第34話 第八章 Envy (嫉妬)
「絶滅した鳥は、どこに載っていましたか?」
「どこに?」
「ええ……。七冊あったんですよね。その中で……どこに?」
「……七冊……」
ヘレンは青い炎の暖炉の傍で耳を疑って青ざめた。
目の前には、以前会った時よりも更に痩せこけたジョンがいた。
女中頭など使用人たちも全員が痩せこけていて、健康的なものは一人もいない。ここジョン・ムーアの屋敷にヘレンは結局一人で訪れた。
嫌な奇妙な感覚をまたしても感じ。ヘレンは青い炎の暖炉に時々目をやりながら、必死に考えた。
大きな窓の外はヒュウヒュウと唸る吹雪だった。
ヘレンはノブレス・オブリージュ美術館からこの吹雪の中。エンストを十回も起こす路面バスで遥々来たのだ。
居ても立っても居られなかった。
オーゼムも一人でモートのいるウエストタウン行きのバスに乗り出し、自分はどうしようかと思った矢先の電話だった。
それはアーネストからの電話だった。
「やあ。今、君にとっても嬉しい知らせが入ったんだ。ジョンの使いの者からの良い知らせだ。本を返すと言っている。本が図書館に戻って来るんだ。ただ、残念だが何冊か欠けているそうだ」
Envy 2
聖パッセンジャービジョン大学の広い講堂ではアリスもシンクレアも白い息を吐いていた。暖房は今は故障中だった。度々故障してしまうストーブは、年代もので、アリスにはこの大学の創立以来あるのではと思えてしまう。

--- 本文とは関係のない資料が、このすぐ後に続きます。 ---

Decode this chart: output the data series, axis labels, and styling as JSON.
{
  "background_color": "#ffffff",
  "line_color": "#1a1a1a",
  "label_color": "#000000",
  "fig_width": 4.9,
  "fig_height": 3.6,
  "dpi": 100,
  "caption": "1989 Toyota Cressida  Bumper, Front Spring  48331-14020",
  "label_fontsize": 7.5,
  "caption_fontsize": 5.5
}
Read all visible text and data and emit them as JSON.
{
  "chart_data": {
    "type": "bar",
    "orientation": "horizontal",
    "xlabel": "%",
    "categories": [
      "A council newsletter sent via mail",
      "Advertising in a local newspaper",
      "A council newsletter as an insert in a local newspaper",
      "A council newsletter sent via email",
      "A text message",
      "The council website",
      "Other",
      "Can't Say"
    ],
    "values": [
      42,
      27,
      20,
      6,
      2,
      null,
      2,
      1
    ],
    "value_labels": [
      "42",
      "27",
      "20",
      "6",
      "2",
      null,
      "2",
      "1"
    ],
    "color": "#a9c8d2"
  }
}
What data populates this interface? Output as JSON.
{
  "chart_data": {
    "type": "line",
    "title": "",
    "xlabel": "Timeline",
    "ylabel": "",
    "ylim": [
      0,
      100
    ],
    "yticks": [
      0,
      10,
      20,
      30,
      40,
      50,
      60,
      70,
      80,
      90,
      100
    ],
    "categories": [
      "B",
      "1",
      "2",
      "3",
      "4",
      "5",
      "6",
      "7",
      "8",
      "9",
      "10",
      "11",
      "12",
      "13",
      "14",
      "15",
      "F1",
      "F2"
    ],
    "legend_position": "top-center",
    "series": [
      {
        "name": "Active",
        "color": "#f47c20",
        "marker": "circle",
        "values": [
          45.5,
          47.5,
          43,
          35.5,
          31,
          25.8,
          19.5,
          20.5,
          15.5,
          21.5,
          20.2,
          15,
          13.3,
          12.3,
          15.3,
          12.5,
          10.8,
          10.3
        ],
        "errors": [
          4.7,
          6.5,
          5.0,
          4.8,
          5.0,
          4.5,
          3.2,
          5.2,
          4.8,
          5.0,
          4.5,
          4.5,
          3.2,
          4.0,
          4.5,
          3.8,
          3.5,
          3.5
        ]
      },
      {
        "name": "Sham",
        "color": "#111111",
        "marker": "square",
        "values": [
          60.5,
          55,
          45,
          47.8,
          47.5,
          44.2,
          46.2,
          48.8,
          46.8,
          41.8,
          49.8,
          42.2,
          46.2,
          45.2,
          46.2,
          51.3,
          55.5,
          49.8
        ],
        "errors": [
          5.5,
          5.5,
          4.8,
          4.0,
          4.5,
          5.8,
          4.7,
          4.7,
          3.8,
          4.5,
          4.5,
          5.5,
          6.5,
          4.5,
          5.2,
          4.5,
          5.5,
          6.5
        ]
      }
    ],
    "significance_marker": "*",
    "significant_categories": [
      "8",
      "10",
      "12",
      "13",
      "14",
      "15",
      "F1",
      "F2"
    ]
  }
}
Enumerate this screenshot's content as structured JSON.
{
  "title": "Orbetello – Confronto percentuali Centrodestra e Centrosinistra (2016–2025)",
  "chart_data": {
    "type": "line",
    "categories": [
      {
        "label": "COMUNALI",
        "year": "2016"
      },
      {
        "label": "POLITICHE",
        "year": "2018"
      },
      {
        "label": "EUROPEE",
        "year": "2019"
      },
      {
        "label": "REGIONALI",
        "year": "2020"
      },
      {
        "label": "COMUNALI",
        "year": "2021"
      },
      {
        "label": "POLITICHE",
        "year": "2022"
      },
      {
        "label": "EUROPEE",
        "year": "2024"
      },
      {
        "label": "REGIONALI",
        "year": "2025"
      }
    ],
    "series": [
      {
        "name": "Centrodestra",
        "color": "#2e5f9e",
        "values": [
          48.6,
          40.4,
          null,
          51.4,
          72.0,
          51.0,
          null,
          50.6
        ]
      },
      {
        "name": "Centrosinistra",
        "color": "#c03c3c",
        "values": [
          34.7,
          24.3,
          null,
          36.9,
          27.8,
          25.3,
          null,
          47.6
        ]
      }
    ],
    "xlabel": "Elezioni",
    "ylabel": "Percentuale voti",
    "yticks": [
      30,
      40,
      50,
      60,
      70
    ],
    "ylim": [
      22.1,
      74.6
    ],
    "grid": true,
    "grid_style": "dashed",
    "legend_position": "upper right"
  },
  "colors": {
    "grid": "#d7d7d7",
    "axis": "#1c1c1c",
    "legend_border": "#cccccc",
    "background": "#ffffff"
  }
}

アリスはノートを書き込みながら昨日にオーゼムとの賭けで儲けた大金を、どうしようかと考えていた。
隣のシンクレアが見かねてある提案をした。
窓際から寒さがじわじわと伝わる講堂には、同じ単位を受けるはずのモートの姿はなかった。
「ねえ、それならいいでしょう?」
シンクレアは感極まってアリスの耳元で声を弾ませた。
「ええ。でも……」
アリスはシンクレアの嬉しい提案にも少し考え込みだした。シンクレアの提案したアリスとモートの二度目のデートは、とても魅力的なのはわかるが、元はオーゼムという天使のお金だ。遊びに使っていいのかは、アリスにはわからなかった。
教授がカリカリと難解な数式を書いているのをごまかすかのように見ながら、アリスはヘレンに聞いてみようと頭の片隅で考えた。
次の日は祝日だった。
奇跡的にエンストを一回だけしかしなかった。10時30分着のノブレス・オブリージュ美術館行きのバスが停留所に着くと、アリスは除雪車の行き交う横断歩道を渡り、高価なチケットを買い広大な館内でモートを探すことにした。
しばらく人に聞きながら歩いていると、モートは館内の広々としたサロンの一角にある質素な椅子に座っていた。まるで、いつもそこに座っているような妙に座り慣れた感があった。モートはデートの誘いに対して少し考えているようだったが、首を縦に振ってくれた。
「今は黒い魂も見当たらないし、たまにはアリスの声を聞きたい」
そう言って、アリスとモートはクリフタウンの「ビルド」へ向かった。この前の昼食で、モートはここホワイト・シティで評判な羊肉のソテーを食べ損なったので、アリスは気を回したのだ。レストラン「ビルド」前にあるバスの停留所まで、クリフタウン行きの11時15分の路面バスを使ったが。